Mengunjungi Kenangan

Dalam rangka memperingati malam 13 yang pernah menjadi bagian penting sebelum berubah menjadi asing, entah masih kau ingat atau tidak angka sial yang pernah aku dan kau tunggu-tunggu kedatangannya. Malam ini saja, izinkanku menyelami banyak kenangan yang melumpuhkan ingatan dibagian paling tidak menyenangkan, dibagian paling memuakkan tentang bagaimana seorang pelupa sepertiku tidak mampu melupakan anjing-anjing yang menggonggong tajam diingatan. 

Tidak harus mengisyaratkan awal atas apa-apa yang telah berakhir. Begini saja, bagaimana kalau dimulai dengan satu tahun lalu tepat di mana rasa manis masih tersisa dijam lima. Sebelum sore itu tiba, biasanya malam-malam aku rewel mengirimimu banyak pesan tentang harus dirayakan seperti apa hari esok. Walau sebenarnya tidak pernah ada perayaan yang istimewa, bagaimanapun tanggal sama saja, hanya pada 13 aku merawatnya lebih apik selain salah dua dari angka kelahiran manusia-manusia tercinta dihidupku. Aku menanamnya diingatan, diberi pupuk berupa kasih sayang, tepat dua belas bulan ku petik bunga yang tumbuh dipekarangan hatiku. Warna merah jambu, artinya bahagiaku selalu tentang kamu. Bahagia sebab mampu mendampingi laki-laki keras kepala yang cintanya tidak pernah habis untukku-kala itu. 

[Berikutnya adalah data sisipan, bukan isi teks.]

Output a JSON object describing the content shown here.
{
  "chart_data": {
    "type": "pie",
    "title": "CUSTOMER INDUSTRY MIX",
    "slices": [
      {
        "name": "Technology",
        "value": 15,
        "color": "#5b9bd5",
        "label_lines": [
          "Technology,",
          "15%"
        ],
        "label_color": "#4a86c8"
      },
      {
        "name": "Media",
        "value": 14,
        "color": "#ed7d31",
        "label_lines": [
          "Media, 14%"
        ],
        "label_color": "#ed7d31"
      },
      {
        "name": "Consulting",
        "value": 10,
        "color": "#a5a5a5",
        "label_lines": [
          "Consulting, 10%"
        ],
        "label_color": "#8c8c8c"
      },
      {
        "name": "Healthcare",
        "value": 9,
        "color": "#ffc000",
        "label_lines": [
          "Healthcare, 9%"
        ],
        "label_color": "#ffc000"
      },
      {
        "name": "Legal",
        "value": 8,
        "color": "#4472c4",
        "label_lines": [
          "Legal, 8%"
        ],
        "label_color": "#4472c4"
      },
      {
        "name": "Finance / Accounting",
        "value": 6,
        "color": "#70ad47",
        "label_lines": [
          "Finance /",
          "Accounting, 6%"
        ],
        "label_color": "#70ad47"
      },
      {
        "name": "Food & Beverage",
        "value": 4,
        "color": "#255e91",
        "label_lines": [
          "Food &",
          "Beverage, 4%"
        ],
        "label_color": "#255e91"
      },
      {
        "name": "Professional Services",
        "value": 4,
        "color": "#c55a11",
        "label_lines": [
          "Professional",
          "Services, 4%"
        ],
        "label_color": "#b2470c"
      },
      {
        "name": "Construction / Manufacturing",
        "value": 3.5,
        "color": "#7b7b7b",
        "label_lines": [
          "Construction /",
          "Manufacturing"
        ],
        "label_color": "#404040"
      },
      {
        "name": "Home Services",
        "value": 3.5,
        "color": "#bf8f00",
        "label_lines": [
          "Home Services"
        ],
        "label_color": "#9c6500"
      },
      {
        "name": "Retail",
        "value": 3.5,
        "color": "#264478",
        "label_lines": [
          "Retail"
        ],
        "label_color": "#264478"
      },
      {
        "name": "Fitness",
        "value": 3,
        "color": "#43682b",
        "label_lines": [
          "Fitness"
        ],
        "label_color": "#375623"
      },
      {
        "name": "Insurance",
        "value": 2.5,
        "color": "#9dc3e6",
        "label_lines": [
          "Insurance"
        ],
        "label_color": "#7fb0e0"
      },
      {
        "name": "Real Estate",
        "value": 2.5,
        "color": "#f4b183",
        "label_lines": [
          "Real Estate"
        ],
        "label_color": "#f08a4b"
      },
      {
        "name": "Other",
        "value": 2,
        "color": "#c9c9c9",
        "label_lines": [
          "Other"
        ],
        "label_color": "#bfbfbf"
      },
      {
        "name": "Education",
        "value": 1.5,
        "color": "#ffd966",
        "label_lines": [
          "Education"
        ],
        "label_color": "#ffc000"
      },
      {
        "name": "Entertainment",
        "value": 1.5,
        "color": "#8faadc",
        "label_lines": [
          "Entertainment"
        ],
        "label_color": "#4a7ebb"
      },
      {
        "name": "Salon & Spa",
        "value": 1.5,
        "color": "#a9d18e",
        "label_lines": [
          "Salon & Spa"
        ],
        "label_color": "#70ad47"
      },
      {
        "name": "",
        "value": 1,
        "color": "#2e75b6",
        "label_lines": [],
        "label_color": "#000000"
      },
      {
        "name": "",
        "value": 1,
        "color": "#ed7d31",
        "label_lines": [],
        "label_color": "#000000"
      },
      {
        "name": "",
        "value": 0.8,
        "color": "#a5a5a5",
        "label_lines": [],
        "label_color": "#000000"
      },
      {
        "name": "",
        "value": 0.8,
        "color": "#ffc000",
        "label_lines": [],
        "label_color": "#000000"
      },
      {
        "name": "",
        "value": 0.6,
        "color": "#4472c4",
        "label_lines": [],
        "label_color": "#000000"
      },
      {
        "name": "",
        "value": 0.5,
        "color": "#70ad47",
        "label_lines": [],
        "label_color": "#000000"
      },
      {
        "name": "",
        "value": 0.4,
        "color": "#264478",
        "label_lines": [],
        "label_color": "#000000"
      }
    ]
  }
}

Aku si kalang kabut mencari kalimat ucapan terimakasih yang kububuhi romantisasi. Paginya ku sediakan kau sarapan berupa kata-kata cukup panjang yang berisi ungkapan sayang, syukur, dan semoga. Tidak ada hadiah apa-apa setiap tahunnya, hanya banyak doa tersimpan disana. Kadang terkabul, kadang ingin kabur. Satu waktu ingin berjuang, diwaktu lain ingin menyerah, tetapi sudah terlanjur berdarah. 

Tepat dijam 12 malam, biasanya kita, maksudku aku dan kau berebut untuk menjadi yang pertama mengucapkan hari jadi. 

Cukup kenyangkah kau ku beri asupan tulisan? Menurutku tulisan adalah satu-satunya jalan untuk mengungkapkan. Kau tahu betapa aku mencintai tulisan, sebagaimana aku mencintaimu, tentu. 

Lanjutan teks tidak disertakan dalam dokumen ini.